Why Isn't the Bailout Working?

Billions have been sent to banks to increase lending, but crisis remains.

Dec. 19, 2008— -- The word "bailout" was one of the most-searched-for terms on the Internet this year. It's been all over the news. It's been discussed everywhere from Congress to American living rooms.

But what happened to that money that was already handed out? What happened to that first chunk of change from the $700 billion bailout that was supposed to increase lending?

The plan didn't exactly work. The Dow has dropped 2,000 points since Congress approve those confidence-restoring funds.

Treasury Secretary Henry Paulson said taxpayers would be kept in the loop about the billions that have already been sent to about 100 banks.

"We need oversight," he said. "We need transparency. I want it. We all want it."

But a month after the money was doled out, the chair of the congressional oversight panel told reporters she didn't yet know where the money was.

"I only got this job 14 days ago," Elizabeth Warren, who chairs the congressional oversight panel, said last week on MSNBC. "We don't have a fax machine. We don't have, you know, a phone yet."

They have phones now, and "we're up to a staff of five," Warren said.

'Dismal Failure'

The panel's job is to see that the bailout money is put to good use, but so far there's no mechanism to track how the banks are spending the money.

"If taxpayer dollars are going to be stuffed into these banks, then there are responsibilities that go with that," Warren said.

Some in Congress are now mad about how the bailout's working -- or not working.

Rep. Carolyn Malone, D-N.Y., called it a "dismal failure." Rep. Virginia Brown-Waite, R-Fla. said that "we are going down a rat hole."

Rep. Barney Frank, D-Mass., chairs the committee that approved the bailout.

"Because we've been dissatisfied with the way in which they've spent the first half of this, we have blocked them from spending the second half," he said.

Protecting the Banks

But there's more. While the media focuses on those billions of dollars, the Federal Reserve Bank is quietly committing trillions of dollars and in return getting collateral from the banks. But they aren't saying what exactly that collateral is.

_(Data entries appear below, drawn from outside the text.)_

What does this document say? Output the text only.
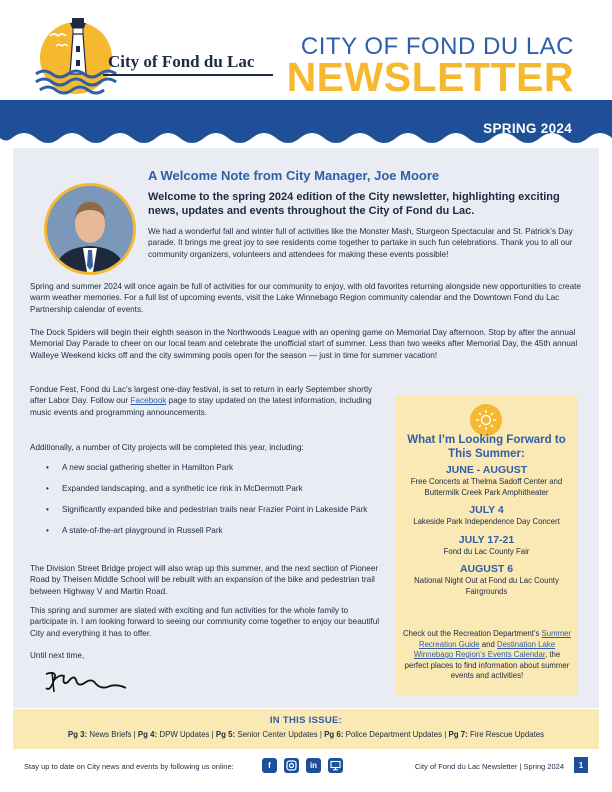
City of Fond du Lac
CITY OF FOND DU LAC
NEWSLETTER
SPRING 2024
A Welcome Note from City Manager, Joe Moore
Welcome to the spring 2024 edition of the City newsletter, highlighting exciting news, updates and events throughout the City of Fond du Lac.
We had a wonderful fall and winter full of activities like the Monster Mash, Sturgeon Spectacular and St. Patrick’s Day parade. It brings me great joy to see residents come together to partake in such fun celebrations. Thank you to all our community organizers, volunteers and attendees for making these events possible!
Spring and summer 2024 will once again be full of activities for our community to enjoy, with old favorites returning alongside new opportunities to create warm weather memories. For a full list of upcoming events, visit the Lake Winnebago Region community calendar and the Downtown Fond du Lac Partnership calendar of events.
The Dock Spiders will begin their eighth season in the Northwoods League with an opening game on Memorial Day afternoon. Stop by after the annual Memorial Day Parade to cheer on our local team and celebrate the unofficial start of summer. Less than two weeks after Memorial Day, the 45th annual Walleye Weekend kicks off and the city swimming pools open for the season — just in time for summer vacation!
Fondue Fest, Fond du Lac’s largest one-day festival, is set to return in early September shortly after Labor Day. Follow our Facebook page to stay updated on the latest information, including music events and programming announcements.
Additionally, a number of City projects will be completed this year, including:
• A new social gathering shelter in Hamilton Park
• Expanded landscaping, and a synthetic ice rink in McDermott Park
• Significantly expanded bike and pedestrian trails near Frazier Point in Lakeside Park
• A state-of-the-art playground in Russell Park
The Division Street Bridge project will also wrap up this summer, and the next section of Pioneer Road by Theisen Middle School will be rebuilt with an expansion of the bike and pedestrian trail between Highway V and Martin Road.
This spring and summer are slated with exciting and fun activities for the whole family to participate in. I am looking forward to seeing our community come together to enjoy our beautiful City and everything it has to offer.
Until next time,
What I’m Looking Forward to This Summer:
JUNE - AUGUST
Free Concerts at Thelma Sadoff Center and Buttermilk Creek Park Amphitheater
JULY 4
Lakeside Park Independence Day Concert
JULY 17-21
Fond du Lac County Fair
AUGUST 6
National Night Out at Fond du Lac County Fairgrounds
Check out the Recreation Department’s Summer Recreation Guide and Destination Lake Winnebago Region’s Events Calendar, the perfect places to find information about summer events and activities!
IN THIS ISSUE:
Pg 3: News Briefs | Pg 4: DPW Updates | Pg 5: Senior Center Updates | Pg 6: Police Department Updates | Pg 7: Fire Rescue Updates
Stay up to date on City news and events by following us online:	f	in	City of Fond du Lac Newsletter | Spring 2024	1
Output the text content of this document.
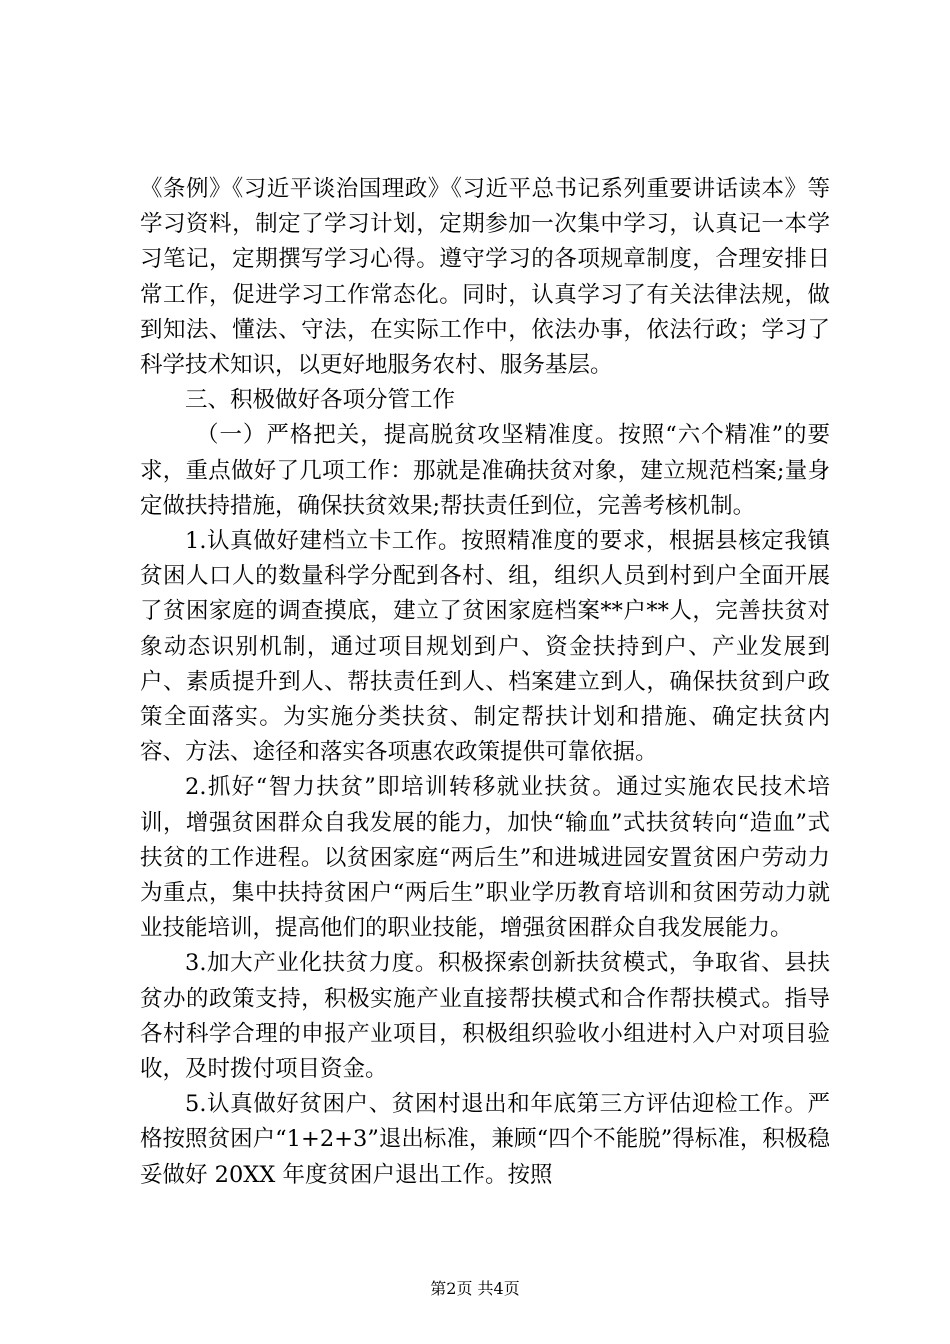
《条例》《习近平谈治国理政》《习近平总书记系列重要讲话读本》等学习资料，制定了学习计划，定期参加一次集中学习，认真记一本学习笔记，定期撰写学习心得。遵守学习的各项规章制度，合理安排日常工作，促进学习工作常态化。同时，认真学习了有关法律法规，做到知法、懂法、守法，在实际工作中，依法办事，依法行政；学习了科学技术知识，以更好地服务农村、服务基层。

三、积极做好各项分管工作

（一）严格把关，提高脱贫攻坚精准度。按照“六个精准”的要求，重点做好了几项工作：那就是准确扶贫对象，建立规范档案;量身定做扶持措施，确保扶贫效果;帮扶责任到位，完善考核机制。

1.认真做好建档立卡工作。按照精准度的要求，根据县核定我镇贫困人口人的数量科学分配到各村、组，组织人员到村到户全面开展了贫困家庭的调查摸底，建立了贫困家庭档案**户**人，完善扶贫对象动态识别机制，通过项目规划到户、资金扶持到户、产业发展到户、素质提升到人、帮扶责任到人、档案建立到人，确保扶贫到户政策全面落实。为实施分类扶贫、制定帮扶计划和措施、确定扶贫内容、方法、途径和落实各项惠农政策提供可靠依据。

2.抓好“智力扶贫”即培训转移就业扶贫。通过实施农民技术培训，增强贫困群众自我发展的能力，加快“输血”式扶贫转向“造血”式扶贫的工作进程。以贫困家庭“两后生”和进城进园安置贫困户劳动力为重点，集中扶持贫困户“两后生”职业学历教育培训和贫困劳动力就业技能培训，提高他们的职业技能，增强贫困群众自我发展能力。

3.加大产业化扶贫力度。积极探索创新扶贫模式，争取省、县扶贫办的政策支持，积极实施产业直接帮扶模式和合作帮扶模式。指导各村科学合理的申报产业项目，积极组织验收小组进村入户对项目验收，及时拨付项目资金。

5.认真做好贫困户、贫困村退出和年底第三方评估迎检工作。严格按照贫困户“1+2+3”退出标准，兼顾“四个不能脱”得标准，积极稳妥做好 20XX 年度贫困户退出工作。按照

第2页 共4页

"We have been asked to engage in oversight for the $700 billion that Treasury may be authorized to spend," Warren said. "But the Federal Reserve Bank is out there now, committing trillions of dollars."

"We don't even know, in the case of the Fed, to which institutions it's going, much less to what use it's being put," she said.

Warren said she is "somewhat" concerned about that, but in most cases they are getting "what we believe to be appropriate collateral."

But if it's appropriate collateral, then wouldn't private investors be rushing to buy that?

"These questions are just baffling," Frank replied, when posed with that question. "You think somebody made up this whole crisis? No, there were no private investors that were willing to do what the Fed did. Because they were worried."

Fed Chairman Ben Bernanke has said that transparency is a major issue, but he can't make the loan information public out of fear it might create a stigma and cause others to worry that the banks might not be credit-worthy.

"We don't know what banks are going to the Fed, we don't know what collateral they're offering, and the politicians and bureaucrats are telling us it's for our own good, because if we actually know the truth, we won't be able to handle it, or we'll have a run on the bank," said Daniel Mitchell of the Cato Institute, a libertarian public policy research foundation.

"And this is what you find with corrupt third-world governments," Mitchell continued, "and yet we're going down that same path of the rule of law being set aside and political discretion being the way that resources are allocated."

Not long ago several members of Congress spoke out against earmarks. Both presidential candidates ran ads denouncing them.

But now, it seems, Congress is spending hundreds of billions of dollars with little debate. And eventually, all this money will have to be paid back.

"That will be debts," Warren said. "Not just for us, not just for our children. But, the legacy we leave our grandchildren and our great-grandchildren."